A wall lined with books at the Ursuline house serves as the neighborhood library.

“Books are the first to go if a family needs food. They sell their books, if they have any, so we provide a library,” she said.

“Come, follow me to the rooftop,” she said. “From there you can really see the neighborhood.”

A climb up a narrow, winding staircase took us to a vantage point where we could view the living conditions of the people with whom Sister Carol works. What appeared to be piles of scrap lumber were actually dwellings, she explained. It is customary for generations to add second and third levels on top of the parents' first-floor dwelling. Though the additions are done one board at a time, as money permits, they live in the shambles, sometimes even before walls have been built.

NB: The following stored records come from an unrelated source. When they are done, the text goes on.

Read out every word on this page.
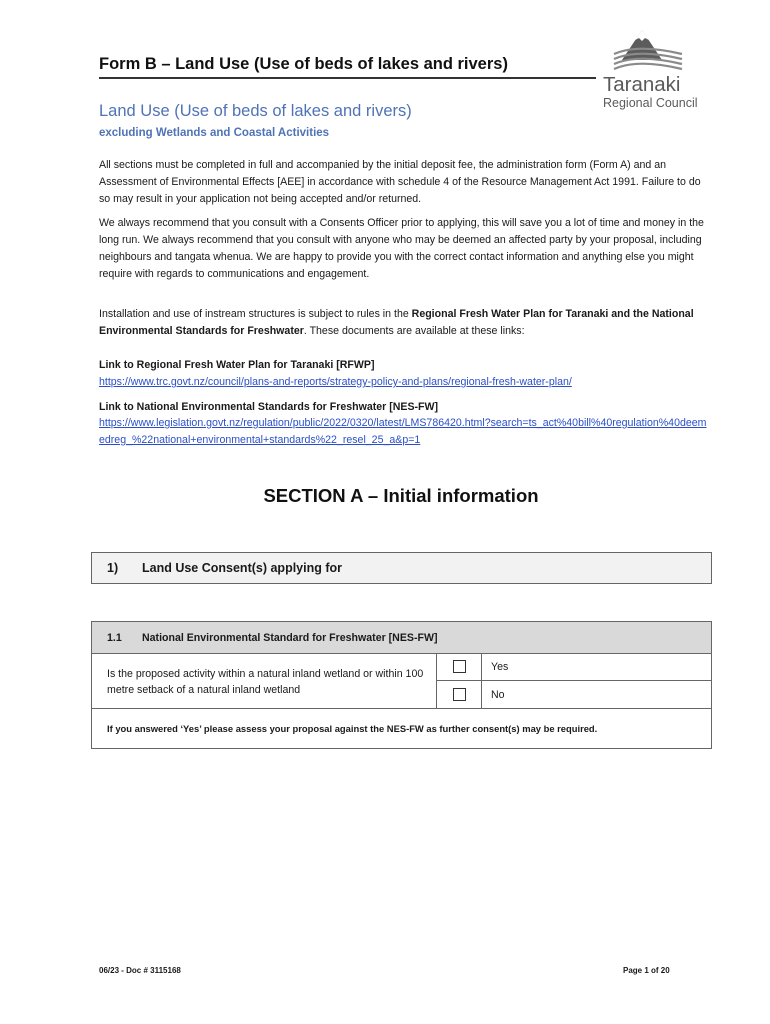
Form B – Land Use (Use of beds of lakes and rivers)
Taranaki
Regional Council
Land Use (Use of beds of lakes and rivers)
excluding Wetlands and Coastal Activities

All sections must be completed in full and accompanied by the initial deposit fee, the administration form (Form A) and an Assessment of Environmental Effects [AEE] in accordance with schedule 4 of the Resource Management Act 1991. Failure to do so may result in your application not being accepted and/or returned.

We always recommend that you consult with a Consents Officer prior to applying, this will save you a lot of time and money in the long run. We always recommend that you consult with anyone who may be deemed an affected party by your proposal, including neighbours and tangata whenua. We are happy to provide you with the correct contact information and anything else you might require with regards to communications and engagement.

Installation and use of instream structures is subject to rules in the Regional Fresh Water Plan for Taranaki and the National Environmental Standards for Freshwater. These documents are available at these links:

Link to Regional Fresh Water Plan for Taranaki [RFWP]
https://www.trc.govt.nz/council/plans-and-reports/strategy-policy-and-plans/regional-fresh-water-plan/
Link to National Environmental Standards for Freshwater [NES-FW]
https://www.legislation.govt.nz/regulation/public/2022/0320/latest/LMS786420.html?search=ts_act%40bill%40regulation%40deemedreg_%22national+environmental+standards%22_resel_25_a&p=1
SECTION A – Initial information
1) Land Use Consent(s) applying for
1.1 National Environmental Standard for Freshwater [NES-FW]
Is the proposed activity within a natural inland wetland or within 100 metre setback of a natural inland wetland
Yes
No
If you answered ‘Yes’ please assess your proposal against the NES-FW as further consent(s) may be required.
06/23 - Doc # 3115168	Page 1 of 20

The Toledo nun, wearing green slacks and a Peruvian plaid jacket, led the pilgrimage through the 15-block barrio to the church.

“This is our market,” she said, pointing to an outdoor display of fresh produce. “And we have two bakeries.”

At the high school, we peeked through the fence into a large playground. “I teach computer science in that room three nights a week,” Sister Carol said, pointing to the second floor.

When home is mentioned, Sister Carol's eyes show concern when she says her mother, Claire Rita Reamer of Tiffin, will be 80 years old next year.

Will that bring the Ursuline nun back to home pastures?

“Once you move into a place, the people become a part of your family,” she said.